Untangling the mess that gui startup has become

Phillip Susi psusi at ubuntu.com
Tue Sep 11 19:33:11 UTC 2018


Resending this after subscribing since after waiting for 3 weeks, no
moderator has released it.

Things used to be fairly simple.  You ran startx, and it followed
~/.xinitrc which directed it to pick a display number and run XFree86 on
that display number, configure it to use an XAUTHORITY file, set the
environment variables to point to that display and XAUTHORITY file, then
run your window manager and shell ( which were actually separate things ).

Fast forward 25 years and now it looks like you have a display manager (
gdm3 or lightdm ).  It looks like gdm3 looks in /etc/gdm3/custom.conf,
where you can tweak things but by default, it doesn't say much and gdm3
defaults to running gdm-x-session, which has no man page.  It looks like
it is a clone of gnome-session ( why not just use gnome-session? ) It
apparently sets up XAUTHORITY and runs Xorg and tells it which display
and XAUTHORITY file to use.  At this point under lightdm I think there
were some config files that direct it to run unity-greeter to prompt you
to login, but it looks like gnome-shell is being run on vt1 and it must
have a built in greeter function, in addition to being a shell and
window manager.  After logging in, gdm3 appears to fork
gdm-session-worker ( no man page ) on the next unused vt.  It runs
gnome-session-binary ( whose man page appears to be just gnome-session
). It is directed to set up a specific type of session chosen at the
greeter or defaulted, and how to setup these sessions is defined in
files in /usr/share/gnome-session/sessions.  These files seem to list a
bunch of DBUS names so unlike other kinds of session files used by other
display managers that just tell them what programs to launch,
gnome-session must somehow punt to DBUS to launch them.  Though oddly,
it appears that gnome-shell is forked from gdm-session-worker rather
than the dbus daemon.  That is then both your window manager and shell.

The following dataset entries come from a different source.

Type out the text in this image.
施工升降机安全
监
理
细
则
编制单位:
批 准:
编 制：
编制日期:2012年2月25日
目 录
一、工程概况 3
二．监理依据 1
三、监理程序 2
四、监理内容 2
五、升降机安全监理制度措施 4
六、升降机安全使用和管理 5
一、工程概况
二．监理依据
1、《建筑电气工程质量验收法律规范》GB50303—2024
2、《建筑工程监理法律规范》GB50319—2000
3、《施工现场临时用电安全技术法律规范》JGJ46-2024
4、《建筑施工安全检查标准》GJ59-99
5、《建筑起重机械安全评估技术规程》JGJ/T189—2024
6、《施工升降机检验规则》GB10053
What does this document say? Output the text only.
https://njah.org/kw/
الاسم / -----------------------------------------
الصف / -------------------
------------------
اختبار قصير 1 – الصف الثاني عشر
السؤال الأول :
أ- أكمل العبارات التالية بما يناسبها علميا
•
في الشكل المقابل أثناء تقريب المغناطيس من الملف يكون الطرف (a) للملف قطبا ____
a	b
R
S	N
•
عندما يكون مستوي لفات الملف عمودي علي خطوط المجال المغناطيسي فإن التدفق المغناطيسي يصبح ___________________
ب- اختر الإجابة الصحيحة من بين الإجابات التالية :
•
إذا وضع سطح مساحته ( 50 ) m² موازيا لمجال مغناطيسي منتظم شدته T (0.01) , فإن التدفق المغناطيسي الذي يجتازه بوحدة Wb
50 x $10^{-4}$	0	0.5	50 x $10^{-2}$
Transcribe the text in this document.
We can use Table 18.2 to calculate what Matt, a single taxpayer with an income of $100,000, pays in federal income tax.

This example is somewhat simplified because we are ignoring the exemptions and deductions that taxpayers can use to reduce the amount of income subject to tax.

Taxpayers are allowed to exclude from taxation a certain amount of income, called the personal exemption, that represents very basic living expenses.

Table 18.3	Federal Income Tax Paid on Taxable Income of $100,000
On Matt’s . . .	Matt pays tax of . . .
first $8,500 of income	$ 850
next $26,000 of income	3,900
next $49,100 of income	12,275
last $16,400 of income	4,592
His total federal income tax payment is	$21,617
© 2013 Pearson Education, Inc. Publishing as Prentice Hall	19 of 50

Now for some reason, the gnome-shell greeter does not appear to give you
any choice in what login session you get ( why? ), but lightdm does, so
there you can choose to log in using a wayland session, and it goes
through an entirely different set of config files that end up directing
it to just run gnome-shell, which now besides being a shell and window
manager, is also a wayland compositor, replacing Xorg.  gnome-shell
appears to automatically fork Xwayland, and forgets to setup an
XAUTHORITY for it.

A few months ago gdm did give you a choice to log in with wayland and
iirc from running it and looking at its code, it decided to run
gnome-shell and Xwayland.  I guess gnome-shell notices if Xwayland was
already running and wouldn't fork one itself if so.

Do I have that about right and can anyone fill in the missing pieces?